Article publié le 09/01/2025

  • #AMBIVALENCES

Temps de lecture : 5min

Pinchofhealth – Creative Commons

Désignant un peu tout et son contraire, les « contenus » sont progressivement devenus l’alpha et l’oméga du monde numérique en expansion. De contenu marketing en contenu audiovisuel, certains s’apparentent à des œuvres tandis que d’autres font office d’appâts… À travers le programme France 2030, le Président de la République ambitionne même de « placer la France en tête de la production des contenus culturels et créatifs ». Mais qui sont-ils ?

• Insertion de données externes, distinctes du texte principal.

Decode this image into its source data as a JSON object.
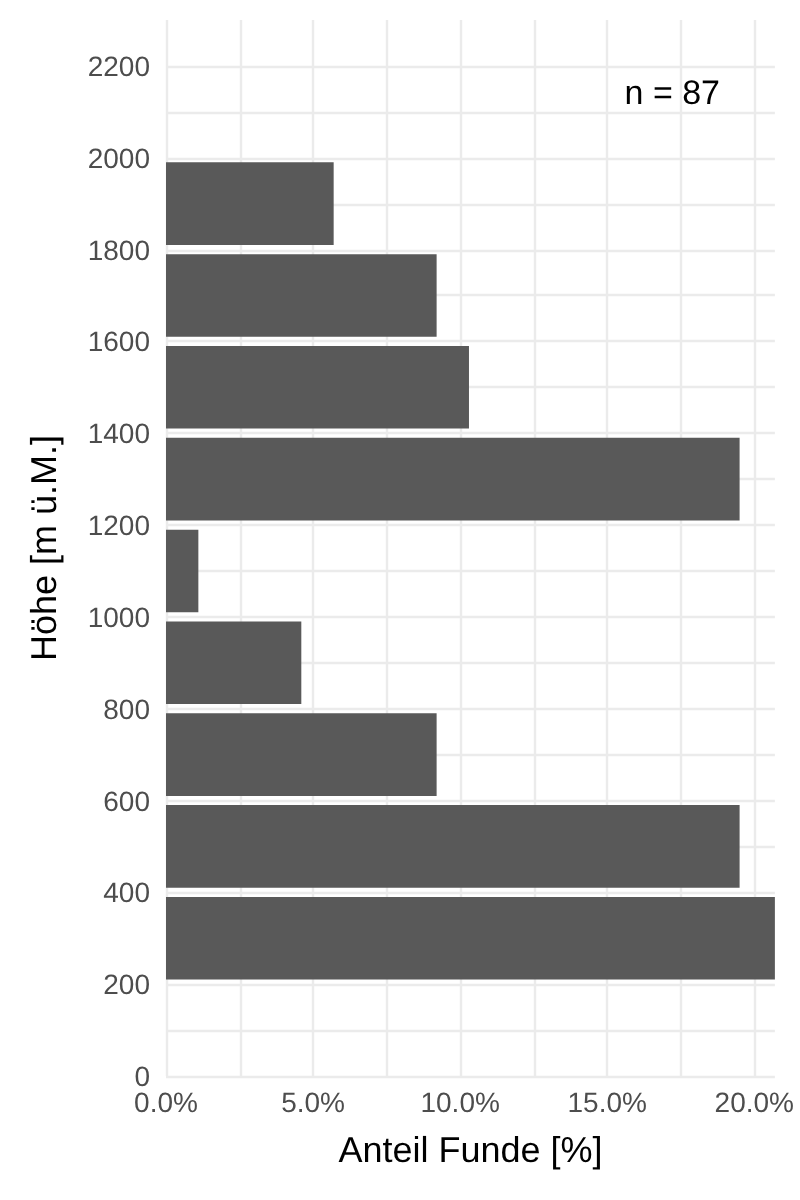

Avant tout, rappelons-nous qu’un « contenu » est d’abord ce que contient un récipient, ce que l’on exprime et même parfois ce que l’on retient. Un contenu culturel, lui, « désigne la signification symbolique, la dimension artistique et les valeurs culturelles qui émanent ou expriment les identités culturelles »1. Quant à eux, les contenus numériques – ou digitaux – « comprennent notamment le contenu des sites web et des blogues, les logiciels d’application, ainsi que les œuvres littéraires, musicales, télévisuelles ou cinématographiques offertes en téléchargement ou en lecture en continu »2. Une autre approche du contenu digital est d’en parler comme « l’un des principaux moteurs de la communication en ligne. Il peut être utilisé pour partager des informations, des idées, des solutions et promouvoir des produits. Il peut également être utilisé pour sensibiliser les consommateurs à un produit, un service ou à une marque dans sa globalité »3. Bref, nous voilà un peu perdu·es. Que contiennent donc les fameux contenus ?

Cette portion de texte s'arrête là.